Hardy is such a subjective term. If the post you’re reading originated in Greenland hardy is going to have very different connotations than a post from Mali. In Australia hardy usually refers to dry tolerance but in the UK or North America where so many posts originate it refers to frost or cold tolerance. So unless the post you’re reading is locally produced its most likely worse than useless re cultivation. Similarly with plant labels. Its always a good idea to check where the label is printed, many of them are imported and the information they provide irrelevant to Australian conditions.
The word forced is often used with regards to plants. A plant that has been forced is often not hardy. Forced means the plant is grown under optimum conditions with its every need provided. These conditions are climatic and have very little to do with fertilisers. A plant thats been grown outdoors and well fed is healthy not forced. A forced plant has been grown in a temperature and light controlled green house and is hopelessly unprepared for life in the garden.
I find many customers expect perfection when buying plants.

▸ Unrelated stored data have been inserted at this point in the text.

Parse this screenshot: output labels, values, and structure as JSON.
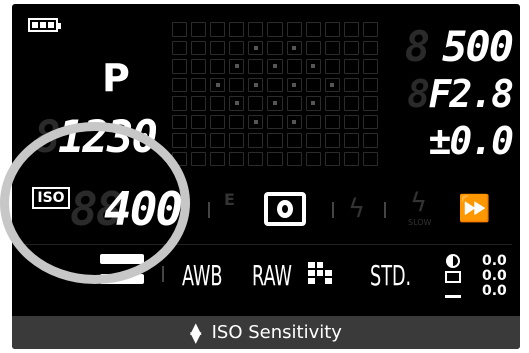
{
  "mode": "P",
  "shutter": "500",
  "shutter_ghost": "8",
  "aperture": "F2.8",
  "aperture_ghost": "8",
  "exposure_comp": "±0.0",
  "shots_remaining": "1230",
  "shots_ghost": "8",
  "iso_badge": "ISO",
  "iso_value": "400",
  "iso_ghost": "88",
  "af_mode_label": "E",
  "flash_slow_label": "SLOW",
  "bottom_row": {
    "awb": "AWB",
    "raw": "RAW",
    "picture_style": "STD."
  },
  "adjustments": [
    "0.0",
    "0.0",
    "0.0"
  ],
  "status_bar": {
    "label": "ISO Sensitivity",
    "icon": "up-down-arrows-icon"
  },
  "colors": {
    "screen_bg": "#000000",
    "highlight_ring": "#c7c7c7",
    "status_bar_bg": "#3a3a3a"
  }
}
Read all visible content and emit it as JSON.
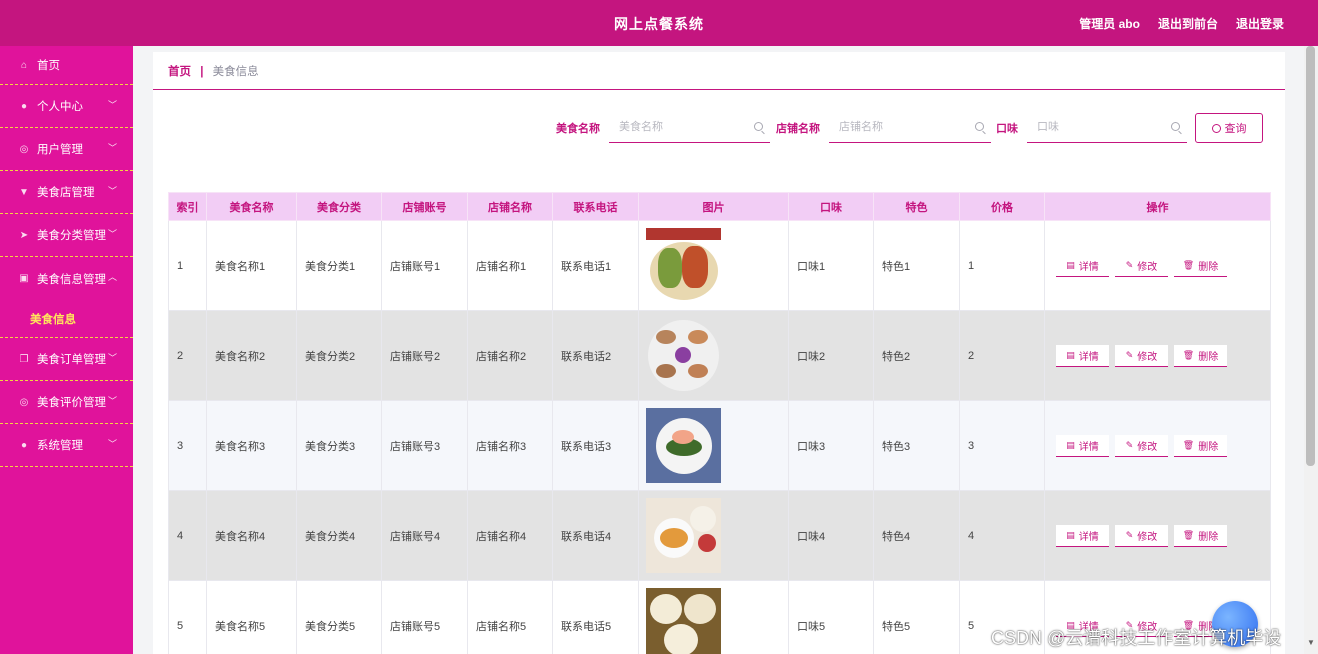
{
  "header": {
    "title": "网上点餐系统",
    "admin": "管理员 abo",
    "to_front": "退出到前台",
    "logout": "退出登录"
  },
  "sidebar": {
    "items": [
      {
        "label": "首页",
        "icon": "home-icon"
      },
      {
        "label": "个人中心",
        "icon": "user-icon"
      },
      {
        "label": "用户管理",
        "icon": "compass-icon"
      },
      {
        "label": "美食店管理",
        "icon": "cup-icon"
      },
      {
        "label": "美食分类管理",
        "icon": "send-icon"
      },
      {
        "label": "美食信息管理",
        "icon": "clipboard-icon",
        "expanded": true
      },
      {
        "label": "美食订单管理",
        "icon": "copy-icon"
      },
      {
        "label": "美食评价管理",
        "icon": "compass-icon"
      },
      {
        "label": "系统管理",
        "icon": "user-icon"
      }
    ],
    "sub_item": "美食信息"
  },
  "breadcrumb": {
    "home": "首页",
    "separator": "|",
    "current": "美食信息"
  },
  "search": {
    "name_label": "美食名称",
    "name_placeholder": "美食名称",
    "shop_label": "店铺名称",
    "shop_placeholder": "店铺名称",
    "taste_label": "口味",
    "taste_placeholder": "口味",
    "query_button": "查询"
  },
  "table": {
    "headers": [
      "索引",
      "美食名称",
      "美食分类",
      "店铺账号",
      "店铺名称",
      "联系电话",
      "图片",
      "口味",
      "特色",
      "价格",
      "操作"
    ],
    "rows": [
      {
        "index": "1",
        "name": "美食名称1",
        "category": "美食分类1",
        "shop_account": "店铺账号1",
        "shop_name": "店铺名称1",
        "phone": "联系电话1",
        "taste": "口味1",
        "feature": "特色1",
        "price": "1"
      },
      {
        "index": "2",
        "name": "美食名称2",
        "category": "美食分类2",
        "shop_account": "店铺账号2",
        "shop_name": "店铺名称2",
        "phone": "联系电话2",
        "taste": "口味2",
        "feature": "特色2",
        "price": "2"
      },
      {
        "index": "3",
        "name": "美食名称3",
        "category": "美食分类3",
        "shop_account": "店铺账号3",
        "shop_name": "店铺名称3",
        "phone": "联系电话3",
        "taste": "口味3",
        "feature": "特色3",
        "price": "3"
      },
      {
        "index": "4",
        "name": "美食名称4",
        "category": "美食分类4",
        "shop_account": "店铺账号4",
        "shop_name": "店铺名称4",
        "phone": "联系电话4",
        "taste": "口味4",
        "feature": "特色4",
        "price": "4"
      },
      {
        "index": "5",
        "name": "美食名称5",
        "category": "美食分类5",
        "shop_account": "店铺账号5",
        "shop_name": "店铺名称5",
        "phone": "联系电话5",
        "taste": "口味5",
        "feature": "特色5",
        "price": "5"
      }
    ],
    "actions": {
      "detail": "详情",
      "edit": "修改",
      "delete": "删除"
    }
  },
  "watermark": "CSDN @云谱科技工作室计算机毕设",
  "colors": {
    "primary": "#c4157f",
    "sidebar": "#e0139b",
    "accent": "#f5d442",
    "header_row": "#f2cdf5"
  }
}
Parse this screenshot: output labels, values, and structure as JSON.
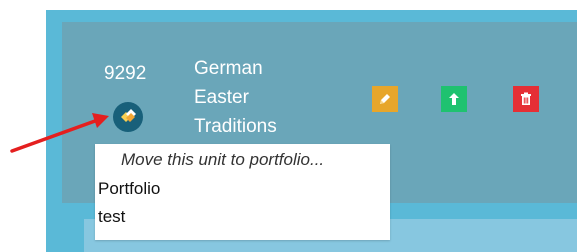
{
  "unit": {
    "id": "9292",
    "title_lines": [
      "German",
      "Easter",
      "Traditions"
    ]
  },
  "actions": {
    "edit_icon": "pencil-icon",
    "upload_icon": "arrow-up-icon",
    "delete_icon": "trash-icon",
    "colors": {
      "edit": "#e7a62b",
      "upload": "#1fc270",
      "delete": "#e52f35"
    }
  },
  "move_menu": {
    "icon": "move-unit-icon",
    "header": "Move this unit to portfolio...",
    "options": [
      "Portfolio",
      "test"
    ]
  },
  "annotation": {
    "color": "#e41f1f"
  }
}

So a plant thats had a leaf chewed, has some deteriorating old foliage or a little hail damage is rejected on the grounds that its not healthy. I would suggest that that the opposite is true. A plant thats picture perfect from top to bottom and displays a lustre not often seen in garden plants is the one to be rejected on the grounds it has potentially been forced and is not hardy. There are of course many exceptions to this theory but by and large its correct.
Plants that present as scruffy in pots but are very good performers in the garden have largely disappeared from nurseries. These are very often the hardy plants that should be prevalent in Australian gardens. Halimium lasianthum, the woolly rock rose would be an excellent example. Here is a plant which is almost always leggy in pots its foliage looks sparse and scruffy. Transfer the Halimium to the garden and it undergoes a dramatic change.
I like to grow my plants a little tough. Its good to let them dry out a little from time to time and to subject them to all manner of weather events. From a gardeners point of view plants grown this way are going to settle in much more quickly than those with a pampered past.
So don’t reject the scruffs. Their appearance at point of sale is no reflection on how they will perform in the garden and there’s every chance that they are the hardy plants. Be wary of the perfect example its often too good to be true.